We’ve been talking about energy and the president’s campaign commitment to increase domestic oil and natural gas production. There are a number of ways he can follow through – approve the full Keystone XL pipeline, open new areas for oil and gas development, rein in unnecessary federal efforts to regulate hydraulic fracturing. There’s another issue: liquefied natural gas exports. Reuters had this story last week:
"The United States will not fully permit additional liquefied natural gas export projects before late 2013 or 2014, a Cheniere Energy Inc. executive said…Natural gas exports to all but a handful of countries with free trade agreements require approval from the Energy Department. Projects must also receive a permit from FERC. After approving Cheniere's project, the department said it would hold off on allowing any more exports until a study on the economic effects of exports was completed. The release of this study has been repeatedly delayed and is now scheduled to be issued before the end of this year."

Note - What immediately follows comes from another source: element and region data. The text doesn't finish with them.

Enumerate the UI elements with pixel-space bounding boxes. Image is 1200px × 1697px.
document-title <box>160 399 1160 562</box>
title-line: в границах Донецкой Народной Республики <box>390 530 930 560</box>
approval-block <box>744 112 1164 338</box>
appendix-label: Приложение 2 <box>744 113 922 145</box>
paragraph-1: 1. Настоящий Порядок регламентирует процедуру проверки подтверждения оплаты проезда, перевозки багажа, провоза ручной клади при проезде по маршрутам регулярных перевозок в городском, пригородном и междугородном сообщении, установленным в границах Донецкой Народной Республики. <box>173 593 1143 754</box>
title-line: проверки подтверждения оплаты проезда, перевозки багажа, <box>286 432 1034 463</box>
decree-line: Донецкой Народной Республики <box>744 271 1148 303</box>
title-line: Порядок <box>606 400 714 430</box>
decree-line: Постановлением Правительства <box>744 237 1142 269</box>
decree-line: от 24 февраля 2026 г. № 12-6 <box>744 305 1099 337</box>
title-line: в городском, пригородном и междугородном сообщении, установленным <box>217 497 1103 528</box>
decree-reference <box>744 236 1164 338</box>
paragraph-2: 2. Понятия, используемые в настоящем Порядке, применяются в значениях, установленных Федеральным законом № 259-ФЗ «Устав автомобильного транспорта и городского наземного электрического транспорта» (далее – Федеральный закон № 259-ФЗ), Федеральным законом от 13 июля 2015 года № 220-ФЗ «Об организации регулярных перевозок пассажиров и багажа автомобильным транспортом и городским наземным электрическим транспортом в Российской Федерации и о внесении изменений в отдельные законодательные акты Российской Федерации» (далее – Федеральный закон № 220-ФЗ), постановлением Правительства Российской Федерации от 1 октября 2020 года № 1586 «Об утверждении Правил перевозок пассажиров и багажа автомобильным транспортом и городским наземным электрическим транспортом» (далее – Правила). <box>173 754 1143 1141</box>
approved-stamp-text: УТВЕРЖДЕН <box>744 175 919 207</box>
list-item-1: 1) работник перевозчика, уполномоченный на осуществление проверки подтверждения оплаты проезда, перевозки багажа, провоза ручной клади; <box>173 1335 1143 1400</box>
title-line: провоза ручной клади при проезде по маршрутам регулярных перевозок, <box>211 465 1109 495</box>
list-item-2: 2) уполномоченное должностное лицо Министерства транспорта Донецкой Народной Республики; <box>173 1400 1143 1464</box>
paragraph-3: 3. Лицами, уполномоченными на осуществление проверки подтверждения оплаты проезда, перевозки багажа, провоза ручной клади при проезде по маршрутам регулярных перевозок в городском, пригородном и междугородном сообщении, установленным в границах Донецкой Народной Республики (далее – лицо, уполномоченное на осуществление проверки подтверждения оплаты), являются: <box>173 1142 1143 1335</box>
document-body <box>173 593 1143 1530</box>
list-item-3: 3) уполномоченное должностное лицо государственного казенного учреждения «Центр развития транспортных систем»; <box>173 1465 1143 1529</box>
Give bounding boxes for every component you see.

Then there are some cautionary vibes on LNG exports coming from incoming Senate Energy and Natural Resources Committee Chairman Ron Wyden of Oregon. The Hill’s E2 Wire Blog reports that Wyden “is skeptical of an array of companies' applications to export liquefied natural gas, fearing it could raise prices at a time when low costs and abundant supplies are helping manufacturers that rely on the fuel.” Sen. Wyden in an interview with Platts Energy Week TV:
“Natural gas is a strategic American advantage. When you recognize that we’ve got it, the world wants it and their prices are a lot higher than ours, I start with the proposition, let’s wring every bit of value out of it. Let’s look for the sweet spot where we can make sure the…wells are operating, we’re seeing American job creation and we’re not making mistakes with respect to prices that will harm this effort to create more jobs in manufacturing.”
It’s likely the two points above have some connection: The Energy Department’s go-slow approach on granting permits for export projects reflects some policymakers’ view that U.S. natural gas should be restricted or perhaps blocked altogether. The question is, what’s the effect of a restricted or capped market on producers?

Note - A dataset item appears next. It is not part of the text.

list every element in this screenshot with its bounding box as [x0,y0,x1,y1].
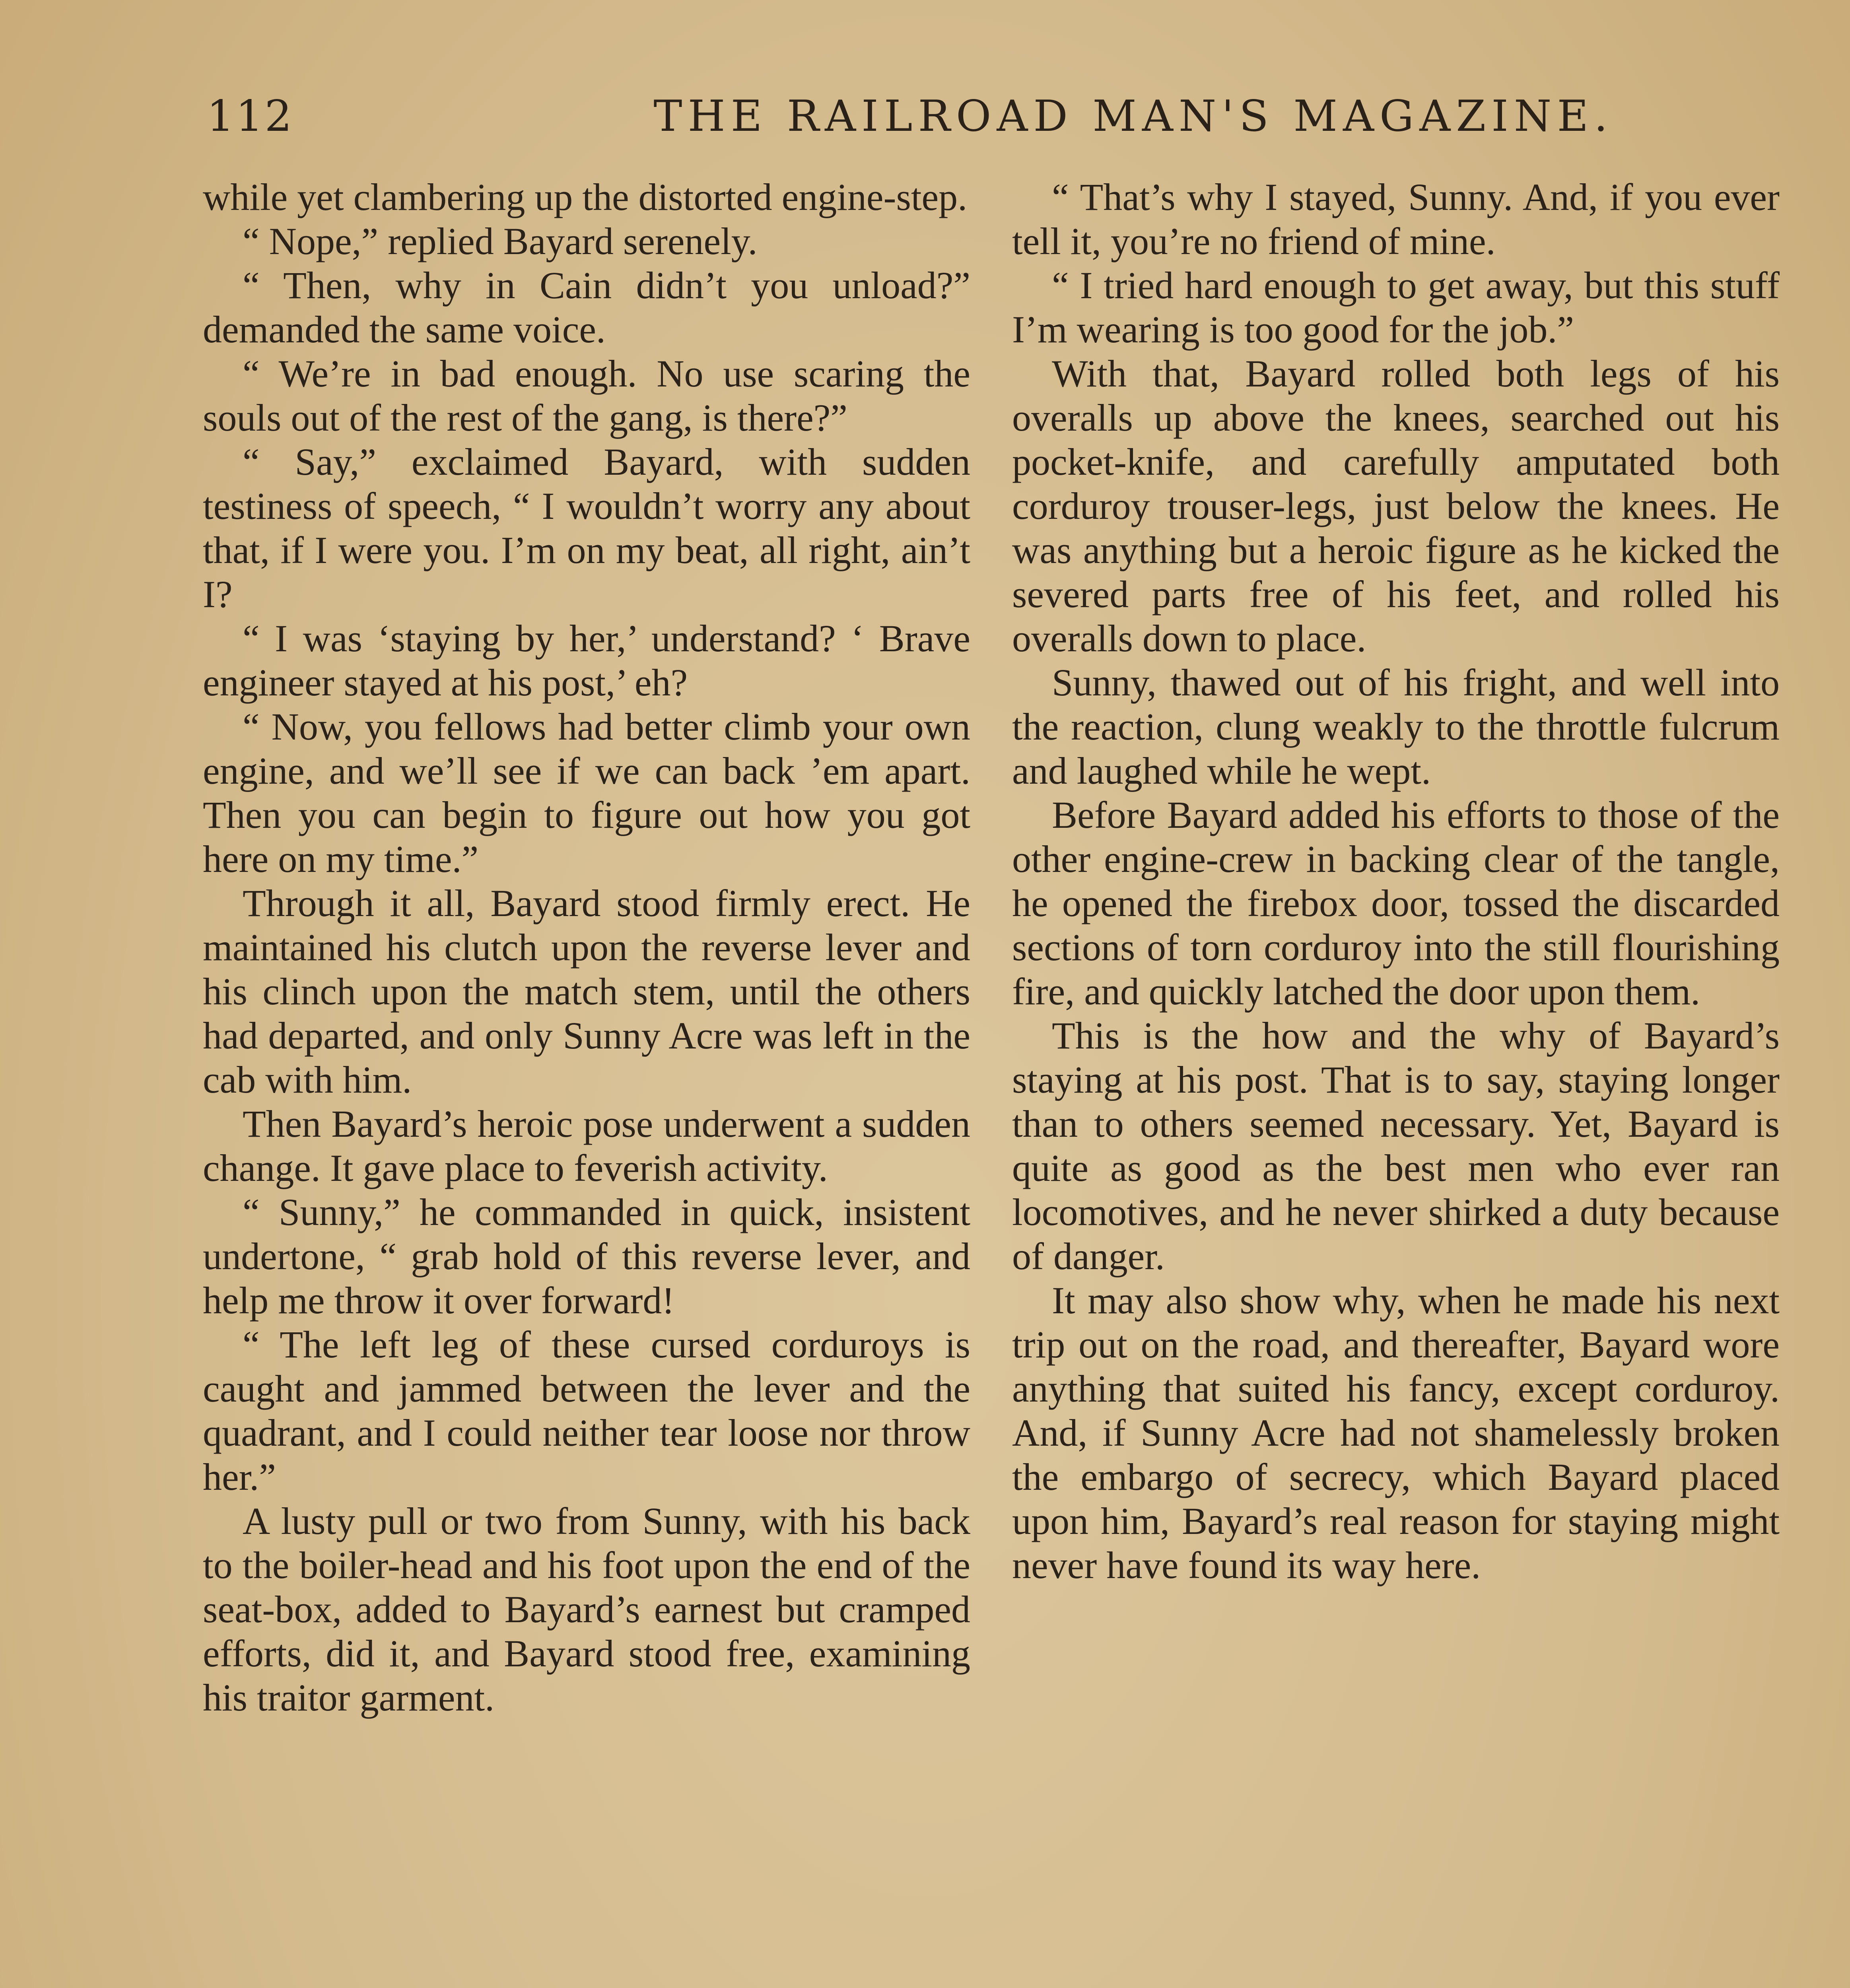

Imagine what could result if there were artificial limits on other U.S. commodities, like wheat. You don’t need to be an economist to sense that if the domestic supply of wheat exceeded demand the value of the wheat probably would be less and farmers would tend to produce less of it. The same economic laws apply to natural gas. Energy blogger Geoff Styles:
"A US gas market with no export outlets would likely produce less gas in the long run, and that would constrain opportunities to use our abundant gas resources…"

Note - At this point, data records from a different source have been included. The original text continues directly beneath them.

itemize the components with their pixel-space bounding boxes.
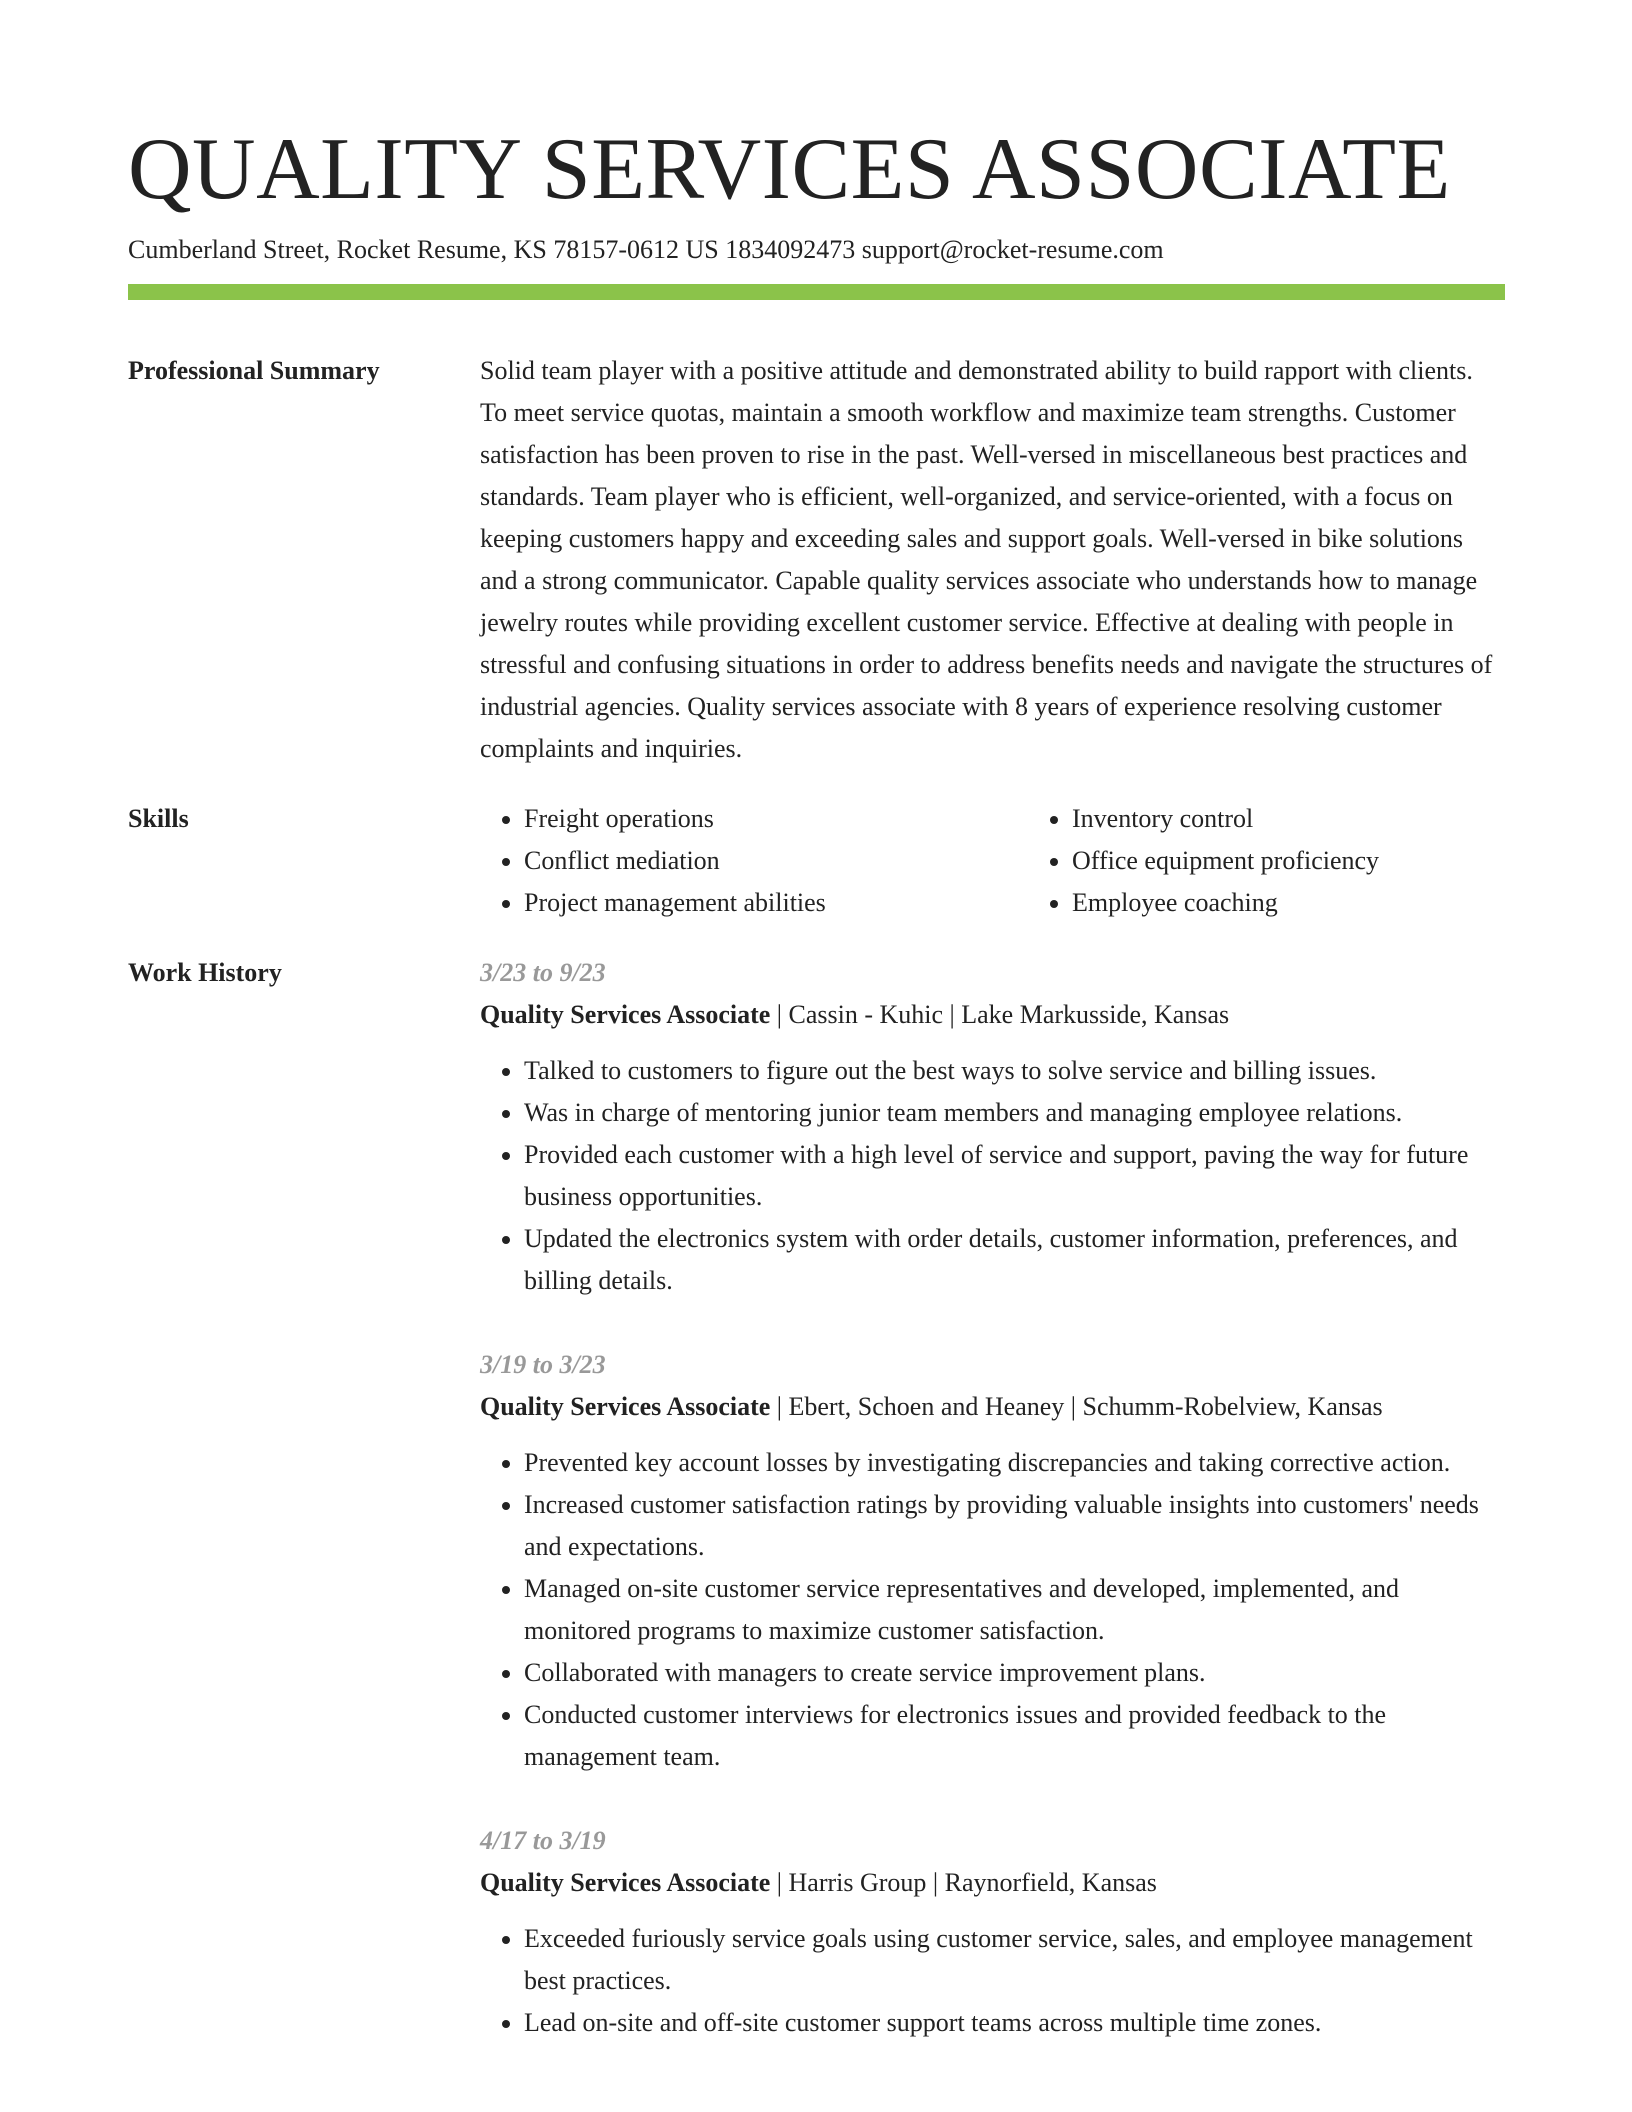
job-dates: 3/23 to 9/23: [480, 958, 606, 987]
summary-section: [128, 350, 1505, 770]
skill-item: • Employee coaching: [1072, 882, 1379, 924]
skills-list: [480, 798, 1505, 924]
skill-item: • Inventory control: [1072, 798, 1379, 840]
job-entry: [480, 1820, 1505, 2044]
job-employer-location: | Ebert, Schoen and Heaney | Schumm-Robelview, Kansas: [770, 1392, 1383, 1421]
job-dates: 4/17 to 3/19: [480, 1826, 606, 1855]
job-bullet: • Managed on-site customer service representatives and developed, implemented, and monitored programs to maximize customer satisfaction.: [524, 1568, 1505, 1652]
skill-item: • Freight operations: [524, 798, 1028, 840]
job-bullet: • Updated the electronics system with order details, customer information, preferences, and billing details.: [524, 1218, 1505, 1302]
skill-item: • Conflict mediation: [524, 840, 1028, 882]
job-role: Quality Services Associate: [480, 1868, 771, 1897]
skills-column-left: [480, 798, 1028, 924]
job-entry: [480, 1344, 1505, 1778]
job-role: Quality Services Associate: [480, 1000, 771, 1029]
work-history-list: [480, 952, 1505, 2086]
job-bullet: • Exceeded furiously service goals using customer service, sales, and employee management best practices.: [524, 1918, 1505, 2002]
job-dates: 3/19 to 3/23: [480, 1350, 606, 1379]
summary-text: Solid team player with a positive attitude and demonstrated ability to build rapport with clients. To meet service quotas, maintain a smooth workflow and maximize team strengths. Customer satisfaction has been proven to rise in the past. Well-versed in miscellaneous best practices and standards. Team player who is efficient, well-organized, and service-oriented, with a focus on keeping customers happy and exceeding sales and support goals. Well-versed in bike solutions and a strong communicator. Capable quality services associate who understands how to manage jewelry routes while providing excellent customer service. Effective at dealing with people in stressful and confusing situations in order to address benefits needs and navigate the structures of industrial agencies. Quality services associate with 8 years of experience resolving customer complaints and inquiries.: [480, 356, 1493, 763]
skills-section: [128, 798, 1505, 924]
job-bullet: • Lead on-site and off-site customer support teams across multiple time zones.: [524, 2002, 1505, 2044]
job-bullet: • Conducted customer interviews for electronics issues and provided feedback to the management team.: [524, 1694, 1505, 1778]
job-bullets: [480, 1918, 1505, 2044]
job-title-line: [480, 1386, 1505, 1428]
work-history-section: [128, 952, 1505, 2086]
resume-title: QUALITY SERVICES ASSOCIATE: [128, 121, 1451, 218]
job-bullet: • Prevented key account losses by investigating discrepancies and taking corrective action.: [524, 1442, 1505, 1484]
job-bullet: • Collaborated with managers to create service improvement plans.: [524, 1652, 1505, 1694]
job-bullet: • Was in charge of mentoring junior team members and managing employee relations.: [524, 1092, 1505, 1134]
job-bullets: [480, 1050, 1505, 1302]
job-bullet: • Provided each customer with a high level of service and support, paving the way for future business opportunities.: [524, 1134, 1505, 1218]
job-employer-location: | Harris Group | Raynorfield, Kansas: [770, 1868, 1157, 1897]
skill-item: • Project management abilities: [524, 882, 1028, 924]
summary-heading: Professional Summary: [128, 356, 380, 385]
job-title-line: [480, 994, 1505, 1036]
job-title-line: [480, 1862, 1505, 1904]
job-employer-location: | Cassin - Kuhic | Lake Markusside, Kansas: [770, 1000, 1230, 1029]
job-entry: [480, 952, 1505, 1302]
contact-line: Cumberland Street, Rocket Resume, KS 78157-0612 US 1834092473 support@rocket-resume.com: [128, 235, 1164, 264]
work-history-heading: Work History: [128, 958, 282, 987]
job-role: Quality Services Associate: [480, 1392, 771, 1421]
job-bullet: • Increased customer satisfaction ratings by providing valuable insights into customers' needs and expectations.: [524, 1484, 1505, 1568]
resume-page: [128, 118, 1505, 2086]
skills-heading: Skills: [128, 804, 189, 833]
skills-column-right: [1028, 798, 1379, 924]
job-bullet: • Talked to customers to figure out the best ways to solve service and billing issues.: [524, 1050, 1505, 1092]
skill-item: • Office equipment proficiency: [1072, 840, 1379, 882]
job-bullets: [480, 1442, 1505, 1778]
header-divider: [128, 284, 1505, 300]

The issue of LNG exports is another measure of President Obama’s commitment to more domestic natural gas and oil. A policy of slow-walking federal permits for export facilities has a likely market impact.
Restricting exports could cause less production, resulting in fewer energy jobs and associated employment and a ripple effect on overall economic growth. If the president is serious about an all-of-the-above energy approach, he’ll let markets work by keeping federal regulators from unnecessarily standing in the way. Styles:
…"all of the above" – if not merely a slogan – implies more than just producing energy from a variety of sources. It also entails competition among all these sources within a market in which some sectors of demand are declining, others growing, and new ones – including exports – are appearing all the time. Pushing back on one part of this market will have large consequences in other parts, and regulators could soon be overwhelmed by unintended consequences.
Sen. Wyden is correct in saying there’s great value associated with U.S. natural gas. But to tap its real value we shouldn’t artificially restrict it. Rather, an approach is needed that capitalizes on the proven benefits of free markets – for our economy and overall energy security.